Michael Luchs, Untitled (rabbit). 1980. Copper, paint, duct tape, canvas.

March 8, 2020

The rabbit is a well-known symbol, sometimes of luck, speed, virility, or prosperity. It is spiritual, while also being firmly of the natural, physical realm. Within Michael Luchs artwork, the rabbit is a common motif; one which combines the romantic with the industrial. 

Being an artist of the Cass Corridor movement in Detroit during the 60s and 70s, Luchs was certainly familiar with, as well as a participant in, the so called “urban-expressionism” of the time. Firmly rooted in the industrial decay of the city, the movement sought to capture the spirit of this change, both positive and negative. Within Luchs’s work, this state of flux is evident. His focus on animals, always just a gestural echo of their form, is transitory. They are fleeting, and one barely catches a glimpse of them within the mixed media that Luchs chooses to employ. Untitled (rabbit) in particular, uses a smorgasbord of copper, paint, duct tape, and canvas as a backdrop for the rabbit that is barely hinted at through a vague carved outline. The work has a found object feel, as if one might not be shocked to find that the work was discovered under a bed spring which coincidentally left the rabbit shaped indent. In this way, Luchs’s work feels both intentional and happenstance- puzzling out nature’s place in industrialization as well as humanity’s pointed interruption of it. 

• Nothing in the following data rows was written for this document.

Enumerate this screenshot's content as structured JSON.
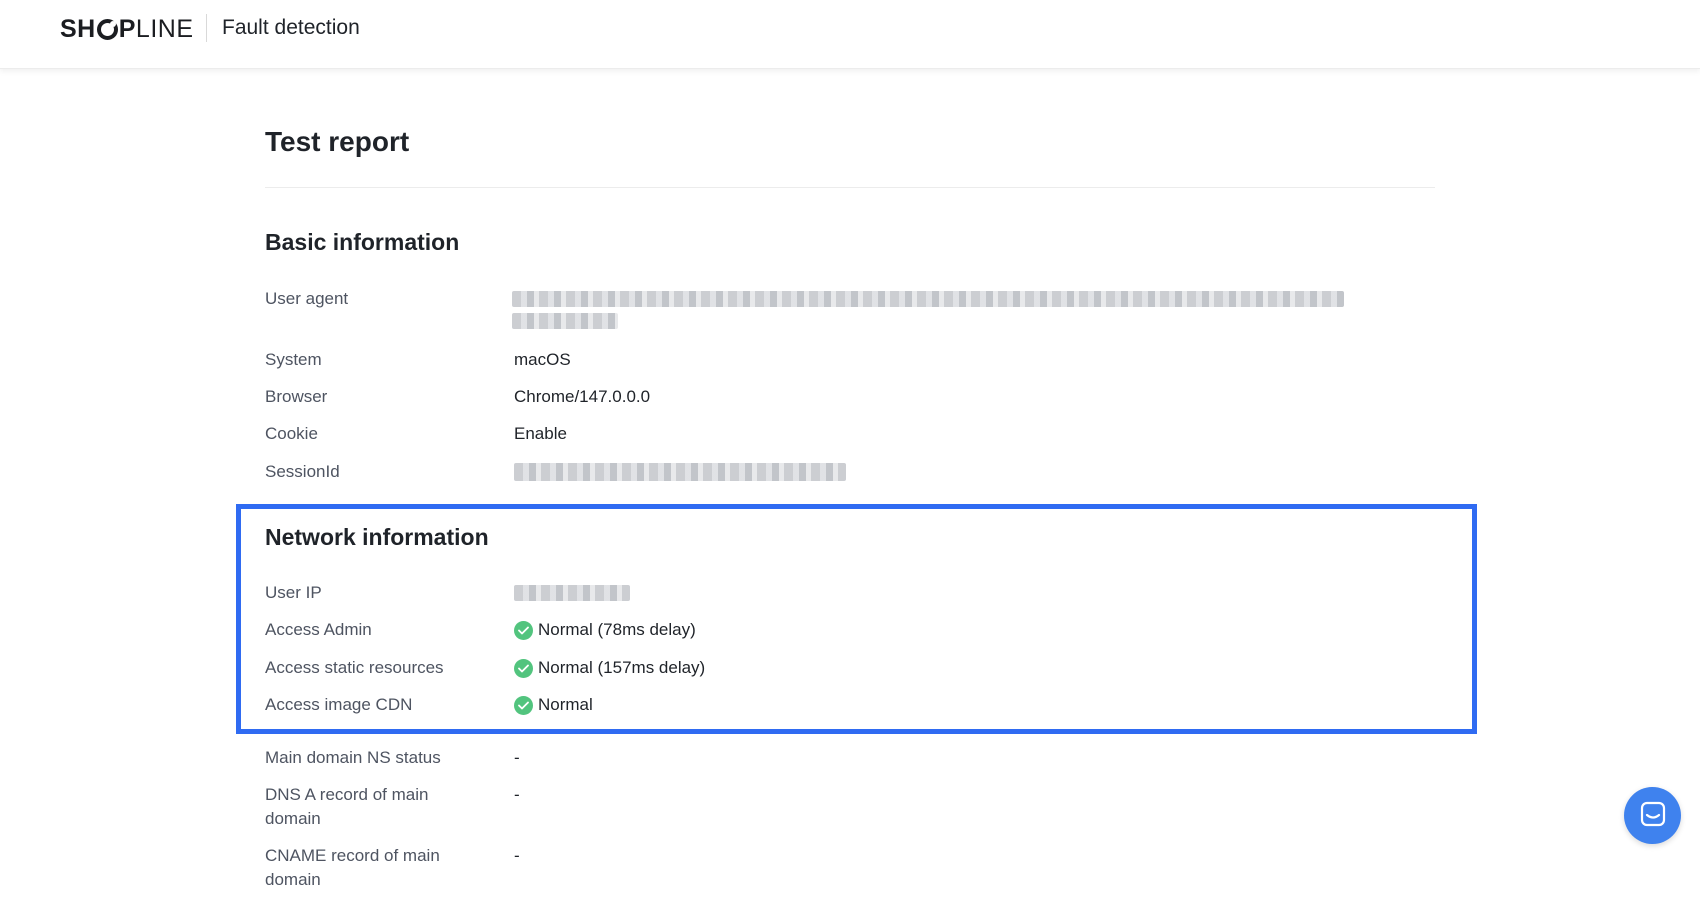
{
  "header": {
    "logo_bold": "SH",
    "logo_bold2": "P",
    "logo_light": "LINE",
    "title": "Fault detection"
  },
  "page": {
    "title": "Test report"
  },
  "basic": {
    "title": "Basic information",
    "user_agent_label": "User agent",
    "system_label": "System",
    "system_value": "macOS",
    "browser_label": "Browser",
    "browser_value": "Chrome/147.0.0.0",
    "cookie_label": "Cookie",
    "cookie_value": "Enable",
    "session_label": "SessionId"
  },
  "network": {
    "title": "Network information",
    "user_ip_label": "User IP",
    "admin_label": "Access Admin",
    "admin_value": "Normal (78ms delay)",
    "static_label": "Access static resources",
    "static_value": "Normal (157ms delay)",
    "cdn_label": "Access image CDN",
    "cdn_value": "Normal",
    "ns_label": "Main domain NS status",
    "ns_value": "-",
    "dns_a_label": "DNS A record of main domain",
    "dns_a_value": "-",
    "cname_label": "CNAME record of main domain",
    "cname_value": "-"
  },
  "colors": {
    "highlight": "#2f6bf2",
    "success": "#52c47e",
    "chat_button": "#3f82ee"
  },
  "icons": {
    "status_ok": "check-circle-icon",
    "chat": "chat-icon"
  }
}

Michael Luchs graduated from Olivet College in 1961, and after attending University of Michigan in 1964, moved to Detroit. He would later attend Wayne State University from 1966 through 1968. Ultimately, Luchs work is noteworthy in its questioning of the trajectory of the Detroit cityscape, with a tendency towards the more hopeful outcome- perhaps alluding that the rabbit is a symbol of luck and prosperity in the fight towards true change.